US workers could make Carter pay
Washington
The man at the end of the noisy production line scratches his head. Something is wrong; he doesn't know what. Wages aren't keeping up with inflation. It's another kind of production line and he is falling behind. There's a malaise that he doesn't understand -- and it is having political, economic, and social results. It could decide the 1980 Carter-Reagan election -- if that's the way the political nominations turn out.
Ray Marshall, United States Secretary of Labor, quietly says that American workers are the only wage earners in the industrialized world whose pay hasn't kept up with inflation. He repeats it when asked. Whatever the current US inflation is, he told reporters at breakfast here, it isn't "wage inflation."

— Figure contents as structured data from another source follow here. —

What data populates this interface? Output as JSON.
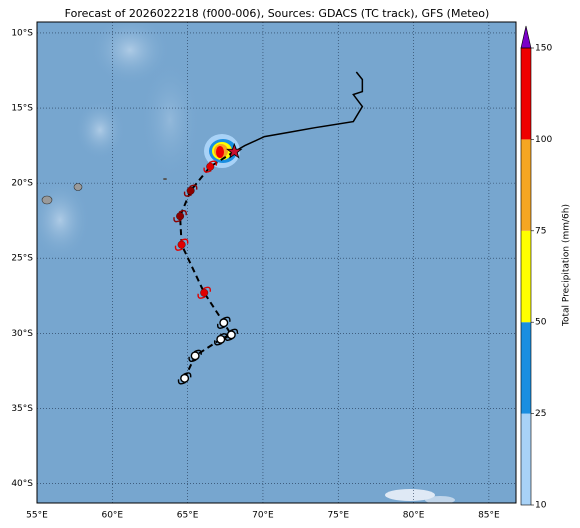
{
  "chart_data": {
    "type": "map",
    "title": "Forecast of 2026022218 (f000-006), Sources: GDACS (TC track), GFS (Meteo)",
    "xlim": [
      55,
      86.8
    ],
    "ylim": [
      -41.3,
      -9.27
    ],
    "xticks": [
      {
        "value": 55,
        "label": "55°E"
      },
      {
        "value": 60,
        "label": "60°E"
      },
      {
        "value": 65,
        "label": "65°E"
      },
      {
        "value": 70,
        "label": "70°E"
      },
      {
        "value": 75,
        "label": "75°E"
      },
      {
        "value": 80,
        "label": "80°E"
      },
      {
        "value": 85,
        "label": "85°E"
      }
    ],
    "yticks": [
      {
        "value": -10,
        "label": "10°S"
      },
      {
        "value": -15,
        "label": "15°S"
      },
      {
        "value": -20,
        "label": "20°S"
      },
      {
        "value": -25,
        "label": "25°S"
      },
      {
        "value": -30,
        "label": "30°S"
      },
      {
        "value": -35,
        "label": "35°S"
      },
      {
        "value": -40,
        "label": "40°S"
      }
    ],
    "grid": true,
    "colorbar": {
      "label": "Total Precipitation (mm/6h)",
      "ticks": [
        10,
        25,
        50,
        75,
        100,
        150
      ],
      "colors": [
        "#a8d2f7",
        "#1a8ee0",
        "#ffff00",
        "#f5a623",
        "#ee0000"
      ],
      "extend_color": "#7a00c8"
    },
    "past_track": {
      "lon": [
        76.2,
        76.6,
        76.6,
        76.0,
        76.6,
        76.0,
        73.5,
        71.8,
        70.1,
        68.8,
        68.1
      ],
      "lat": [
        -12.6,
        -13.1,
        -13.9,
        -14.1,
        -14.9,
        -15.9,
        -16.3,
        -16.6,
        -16.9,
        -17.5,
        -17.9
      ]
    },
    "forecast_track": {
      "lon": [
        68.1,
        66.5,
        65.2,
        64.5,
        64.6,
        66.1,
        67.4,
        67.9,
        67.2,
        65.5,
        64.8
      ],
      "lat": [
        -17.9,
        -18.9,
        -20.5,
        -22.2,
        -24.1,
        -27.3,
        -29.3,
        -30.1,
        -30.4,
        -31.5,
        -33.0
      ],
      "colors": [
        "#c8102e",
        "#e00000",
        "#8b0000",
        "#8b0000",
        "#e00000",
        "#e00000",
        "#ffffff",
        "#ffffff",
        "#ffffff",
        "#ffffff",
        "#ffffff"
      ]
    }
  }
}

Lane Kirkland, the soft-voiced successor of tart-tongued George meany, head of the AFL-CIO, told another group this week that the American labor movement is holding its own in the industrial give-and-take. Most outside critics disagree. They offer the statistic that for the last 30 years the labor movement has been losing ground: In 1947 when the Taft- Hartley Act passed, 35 percent of the nation's nonfarm workers belonged to unions. With younger workers, with more women workers, with illegal aliens, with a shift in industry from factories to service trades, the figure has now shrunk to 23 percent.
Not so, Mr. Kirkland says. In the current issue of the American Federationist he insists:
"Despite the charts, tables, and opinion polls that attempt to prove otherwise, the day [of union decay] is not at hand, nor do I believe it will ever come."
As the hesitant American economy moves to possible recession and then to an almost certain increase in unemployment, emotional strains may grow -- both economic and political.
On the economic side, worker productivity -- the amount of goods produced per manhours worked -- is watched closely. Between 1947 and 1965 it grew by 3.2 percent a year -- the basis of America's higher standard of living. Now it's slipping; since 1973 it has been under 1 percent annually, with actual declines in the first three quarters of 1979.
With fewer goods produced per man-hour, prices of goods have risen; in other words, inflation. There are other causes of inflation, Secretary Marshall says; he puts energy and interest rate increases first. But production is a factor, too. The US worker still outproduces other workers: He has better machinery and plants. But the margin is slipping. Example: US workers outproduced the Japanese by a factor of four in 1960; in 1978, it was only 1 1/2. And, as Secretary Marshall added, wages lagged behind inflation in the US alone among industrial countries.
Labor Secretary Marshall calls present US enforcement of the immigration law against illegal aliens, mostly Mexicans, a "mockery." Trade union chief Kirkland is going down shortly to Mexico City to urge tighter restrictions. Both men want US employers fined if they hire illegal aliens. They see eye-to-eye on this, and the labor secretary also urges the members of trade unions to vote Democratic this autumn because of other pro-labor programs and the administration's employment record. He says the Carter administration found unemployment at 8 percent and brought it down to 6.2 percent by adding "9.5 million more jobs."
The worker on the assembly line ponders this. He is outraged by inflation but wondering about his job if recession comes. His decision could determine the next president.